Remote sensing, satellite images, sediment transport, storm surge, cold front, hurricanes coastal geomorphology, coastal sedimentation, coastal erosion.

Abstract

The Mississippi River Chenier Plain is a shore parallel landform (down-drift from the Atchafalaya distributary of the Mississippi River) consisting of an alternating series of transgressive sand-shell ridges and regressive, progradational mudflats. The late 1940s shift of 1/3 of the flow of the Mississippi to the newly developing Atchafalaya delta complex to the west has resulted in injection of the river waters and suspended sediment into the westward flowing currents of the coastal current system. This has reactivated the dormant processes of mud accumulation along this coast. These environmental circumstances have provided the opportunity to (1) investigate the depositional processes of the prograding, fine grained, mud flat facies of the open Chenier Plain coast and (2) to test the hypothesis that the impacts of the frequent cold front passages of fall, winter and spring exceed those of the occasional and more localized hurricane in shaping the coast and powering the dominant sedimentary processes.
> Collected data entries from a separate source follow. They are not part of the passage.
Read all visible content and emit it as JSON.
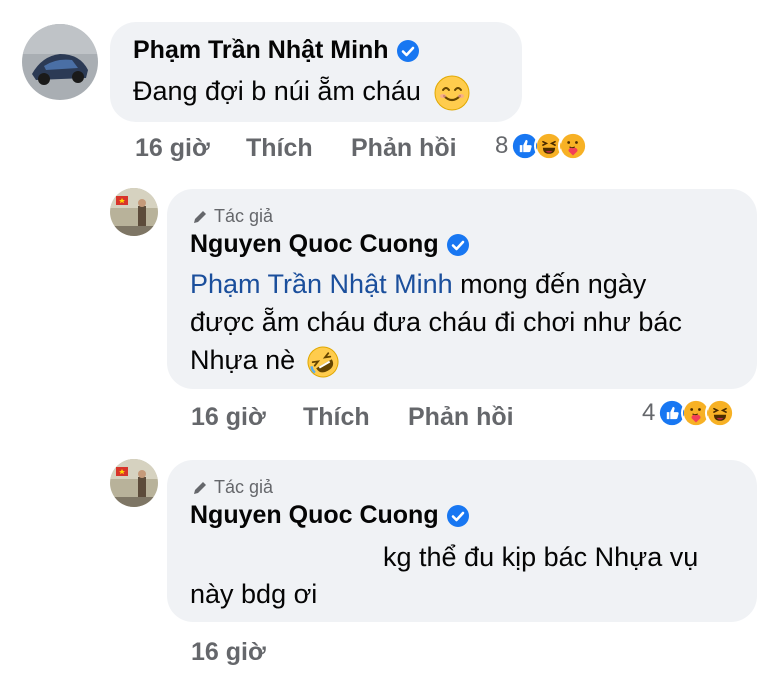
{
  "comments": [
    {
      "author": "Phạm Trần Nhật Minh",
      "text": "Đang đợi b núi ẵm cháu",
      "time": "16 giờ",
      "like": "Thích",
      "reply": "Phản hồi",
      "reaction_count": "8",
      "reactions": [
        "like-icon",
        "haha-icon",
        "care-icon"
      ]
    },
    {
      "author_tag": "Tác giả",
      "author": "Nguyen Quoc Cuong",
      "mention": "Phạm Trần Nhật Minh",
      "text_line1": " mong đến ngày",
      "text_line2": "được ẵm cháu đưa cháu đi chơi như bác",
      "text_line3": "Nhựa nè",
      "time": "16 giờ",
      "like": "Thích",
      "reply": "Phản hồi",
      "reaction_count": "4",
      "reactions": [
        "like-icon",
        "care-icon",
        "haha-icon"
      ]
    },
    {
      "author_tag": "Tác giả",
      "author": "Nguyen Quoc Cuong",
      "text_line1": "kg thể đu kịp bác Nhựa vụ",
      "text_line2": "này bdg ơi",
      "time": "16 giờ"
    }
  ],
  "colors": {
    "bubble": "#f0f2f5",
    "meta_text": "#65676b",
    "mention": "#1b4f9c",
    "verified": "#1877f2",
    "like": "#1877f2",
    "haha": "#f7b125"
  }
}
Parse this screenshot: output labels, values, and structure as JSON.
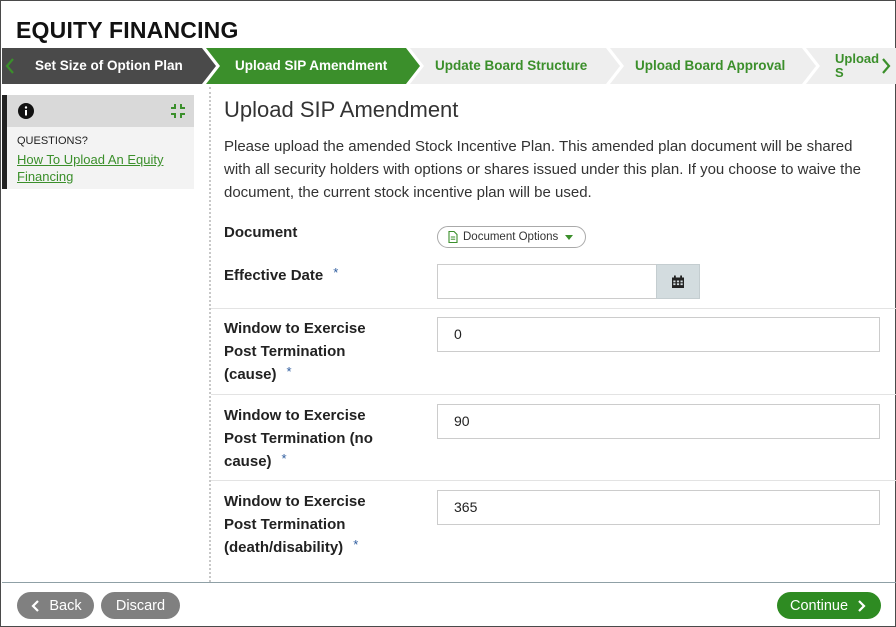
{
  "page": {
    "title": "EQUITY FINANCING"
  },
  "wizard": {
    "steps": [
      {
        "label": "Set Size of Option Plan",
        "state": "done"
      },
      {
        "label": "Upload SIP Amendment",
        "state": "active"
      },
      {
        "label": "Update Board Structure",
        "state": "future"
      },
      {
        "label": "Upload Board Approval",
        "state": "future"
      },
      {
        "label": "Upload S Approva",
        "state": "future"
      }
    ],
    "colors": {
      "done": "#4a4a4a",
      "active": "#3b8f2b",
      "future": "#eeeeee"
    },
    "prev_icon": "chevron-left-icon",
    "next_icon": "chevron-right-icon"
  },
  "sidebar": {
    "info_icon": "info-icon",
    "collapse_icon": "compress-icon",
    "questions_label": "QUESTIONS?",
    "help_link": "How To Upload An Equity Financing"
  },
  "main": {
    "heading": "Upload SIP Amendment",
    "intro": "Please upload the amended Stock Incentive Plan. This amended plan document will be shared with all security holders with options or shares issued under this plan. If you choose to waive the document, the current stock incentive plan will be used.",
    "fields": {
      "document": {
        "label": "Document",
        "button": "Document Options",
        "icon": "file-icon"
      },
      "effective_date": {
        "label": "Effective Date",
        "required": "*",
        "value": "",
        "icon": "calendar-icon"
      },
      "window_cause": {
        "label": "Window to Exercise Post Termination (cause)",
        "required": "*",
        "value": "0"
      },
      "window_no_cause": {
        "label": "Window to Exercise Post Termination (no cause)",
        "required": "*",
        "value": "90"
      },
      "window_death": {
        "label": "Window to Exercise Post Termination (death/disability)",
        "required": "*",
        "value": "365"
      }
    }
  },
  "footer": {
    "back": "Back",
    "discard": "Discard",
    "continue": "Continue",
    "accent": "#2e8b22"
  }
}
We conducted field investigations with the benefit of multi-scale, time series environmental surveillance by remote sensing systems, including airborne and satellite sensors. These systems provided invaluable new information on areal geomorphic patterns and the behavior of the coastal waters. This is a classic case of weather systems impacting inner shelf waters and sediments and causing the development of a new landform. It is clear that mud flats of the eastern chenier plain are prograding seaward, as well as progressively growing in a westerly direction.